Tuesday, April 14, 2009

all my regards

Everyone in the office has got their jobs. Except for the boss, of course, who is still wandering around the office looking a bit dazed, and will probably be doing that for another six months while they look for another job for her. I am still having flashbacks to my interview. I know they asked me about my 'autonomy' (ability to work unsupervised) but did they really ask me to express my autonomy as a percentage of my working life? As though I might say, without a moment's thought: '35.4. And I've got a pie chart I printed off earlier, if you'd care to look...'

As the 'structure' we have entered does not seem to exist, or not yet, we are doing an NVQ in IT to pass the time. This week, we had the basic numeracy and literary test you have to get through in order even to embark upon the course. And it is pretty basic. They literally did ask what two plus two is. (Up to that point, I was fine.)

The literacy test featured some ambiguous questions. For example, you had to fill in the missing word in a sentence such as: 'The lady had to run back to the cafe because she forgot her ____.' Then you were given a choice of four possible answers: 'leg', 'bag', 'hand', and finally something completely ridiculous like 'environmental'. And there was only one correct answer, but this didn't seem right to me.
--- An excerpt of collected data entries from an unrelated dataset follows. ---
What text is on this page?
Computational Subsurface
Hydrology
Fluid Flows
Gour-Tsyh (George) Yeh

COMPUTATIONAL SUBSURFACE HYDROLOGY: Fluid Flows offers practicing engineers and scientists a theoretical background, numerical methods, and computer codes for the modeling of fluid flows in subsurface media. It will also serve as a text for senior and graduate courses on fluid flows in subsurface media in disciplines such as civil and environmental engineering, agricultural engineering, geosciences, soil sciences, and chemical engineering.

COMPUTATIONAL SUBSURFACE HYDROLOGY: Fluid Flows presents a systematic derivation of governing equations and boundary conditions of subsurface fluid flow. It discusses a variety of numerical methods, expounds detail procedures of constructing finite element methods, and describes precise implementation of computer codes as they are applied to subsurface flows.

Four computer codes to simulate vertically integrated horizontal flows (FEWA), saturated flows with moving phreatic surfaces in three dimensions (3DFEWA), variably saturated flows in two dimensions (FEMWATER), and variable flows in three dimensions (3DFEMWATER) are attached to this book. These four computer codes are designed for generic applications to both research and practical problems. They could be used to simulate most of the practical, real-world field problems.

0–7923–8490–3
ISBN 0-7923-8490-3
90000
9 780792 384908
Clearly, they were expecting 'bag', but what was wrong with 'hand'? I mean it could have been a sculpture of a hand, or a hand of glory, or an artificial hand, or the severed hand of her latest victim.

Either these people are supremely unimaginative or I am suffering from an excess of creativity. I don't have too many outlets for it at work beyond trying to decide how to sign off an e-mail. Is 'regards' too brutal? But 'kind regards' seems patronizing. And if I label some of my regards as kind, what does this imply about all the others? It summons the terrifying spectre of all my regards fluttering about like bats against a moonlit sky - some of them, no doubt, truly vicious.

And then I keep making that mistake of writing: 'I would be grateful if you'd let me know' (never 'very grateful', because that seems to me curiously suggestive, as though a blow job might not be out of the question) and then ending the e-mail with 'thank you'. Which suggests that I'm already grateful, and gives them no incentive to let me know at all. Hopefully, they will cover this in the NVQ.

Sunday, April 05, 2009

all aboard the torture porn express!

Can you believe that there's an amusement park ride based on the Saw movies? Do people really leave the cinema after seeing Saw V thinking: 'Well, I enjoyed that, but what I really want to do is repeat the experience in rollercoaster form'? Apparently they do. I don't even like the Saw movies. They're exactly the kind of films that give torture porn a bad name.

Speaking of torture porn, Lionel Richie has a new album out. I don't get to hear so much new music on the radio now because Smooth Radio exercises thorough quality control when it comes to new tracks, and nothing of any quality is allowed to get through. Lionel Richie makes it though. 'He always brings a new album out in time for Mother's Day', said Lorraine in the office. 'He's crafty.' Not as crafty as Ronan Keating though, who released an album called Songs For My Mother a couple of weeks ago. The whore. I heard him talking to Mark Goodier, giving an account of how he and his producer had worked for ages on a track, 'trying to get it to sound like me.' Eh? But it is you, Ronan. Isn't it? Ronan?

What are you, Ronan?

Smooth as it is, this station does offer up the occasional grotesquerie to wake you up, mainly during the ad breaks. For example, the woman who, in an ad for breast augmentation (!) encourages us to 'speak to My Breast'. And then there's the advert - for what I can't recall - where Theo Paphites introduces himself at the beginning and I always mishear it so that it sounds like he's offering a service called 'Feel A Foetus.'

But perhaps this says more about me than it does about Smooth Radio.